The scree plot suggests the optimal number of clusters is two. The Silhoette plot agrees. Build a cluster with `k = 2`

means. Attach the cluster assignment vector back to the original dataframe for visualization and/or summary statistics.

```
library(tidyr) # for gather()
k <- 2
model <- kmeans(pokemon[, -c(1)],
centers = k,
nstart = 20,
iter.max = 50)
pokemon$cluster <- model$cluster
# View the resulting model
knitr::kable(round(model$size, 0),
caption = "Cluster Size")
```

Cluster Size

x |
---|

374 |

426 |

```
knitr::kable(round(model$centers, 0),
caption = "Cluster Centers")
```

Cluster Centers

HitPoints | Attack | Defense | SpecialAttack | SpecialDefense | Speed |
---|---|---|---|---|---|

55 | 58 | 55 | 52 | 53 | 54 |

82 | 97 | 90 | 91 | 88 | 81 |

```
pokemon %>%
gather(key = "Ability",
value = "Score",
c(HitPoints, Attack, Defense,
SpecialAttack, SpecialDefense, Speed)) %>%
ggplot(aes(x = factor(Ability), y = Score, color = factor(cluster))) +
geom_point(aes(group = Number))
```

Cluster 2 has the higher values in all features.

Cluster analysis is useful for spacial data, qualitative data, and time-series data.
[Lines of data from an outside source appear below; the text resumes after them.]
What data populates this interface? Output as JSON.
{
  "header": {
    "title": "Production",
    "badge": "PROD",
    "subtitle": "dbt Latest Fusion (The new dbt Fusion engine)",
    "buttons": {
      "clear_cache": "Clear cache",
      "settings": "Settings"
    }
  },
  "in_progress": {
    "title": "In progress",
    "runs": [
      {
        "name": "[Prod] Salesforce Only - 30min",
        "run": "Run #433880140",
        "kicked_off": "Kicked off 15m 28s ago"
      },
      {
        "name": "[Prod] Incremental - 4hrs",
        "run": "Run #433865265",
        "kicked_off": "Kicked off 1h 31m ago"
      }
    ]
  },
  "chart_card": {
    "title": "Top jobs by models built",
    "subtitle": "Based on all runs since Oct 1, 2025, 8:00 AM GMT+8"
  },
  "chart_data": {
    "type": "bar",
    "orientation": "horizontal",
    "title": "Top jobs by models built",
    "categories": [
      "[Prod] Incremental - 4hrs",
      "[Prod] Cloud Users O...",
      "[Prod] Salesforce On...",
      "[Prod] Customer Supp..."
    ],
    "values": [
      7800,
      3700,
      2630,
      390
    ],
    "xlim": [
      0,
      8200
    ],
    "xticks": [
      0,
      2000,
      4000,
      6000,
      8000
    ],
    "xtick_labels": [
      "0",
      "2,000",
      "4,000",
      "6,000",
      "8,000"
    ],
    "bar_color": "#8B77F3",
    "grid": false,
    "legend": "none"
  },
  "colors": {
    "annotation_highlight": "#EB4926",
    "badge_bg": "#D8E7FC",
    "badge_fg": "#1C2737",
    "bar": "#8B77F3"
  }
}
With time series data, the time periods are the features. Typically, this requires the transposition of the data set so that the dates are columns. Otherwise, the same rules apply.

Hierarchical clustering has some advantages over k-means. It can use any distance method - not just euclidean. The results are stable - k-means can produce different results each time. While they can both be evaluated with the silhouette and elbow plots, hierachical clustering can also be evaluated with a dendogram. But hierarchical clusters has one significant drawback: it is computationally complex compared to k-means. For this last reason, k-means is more common.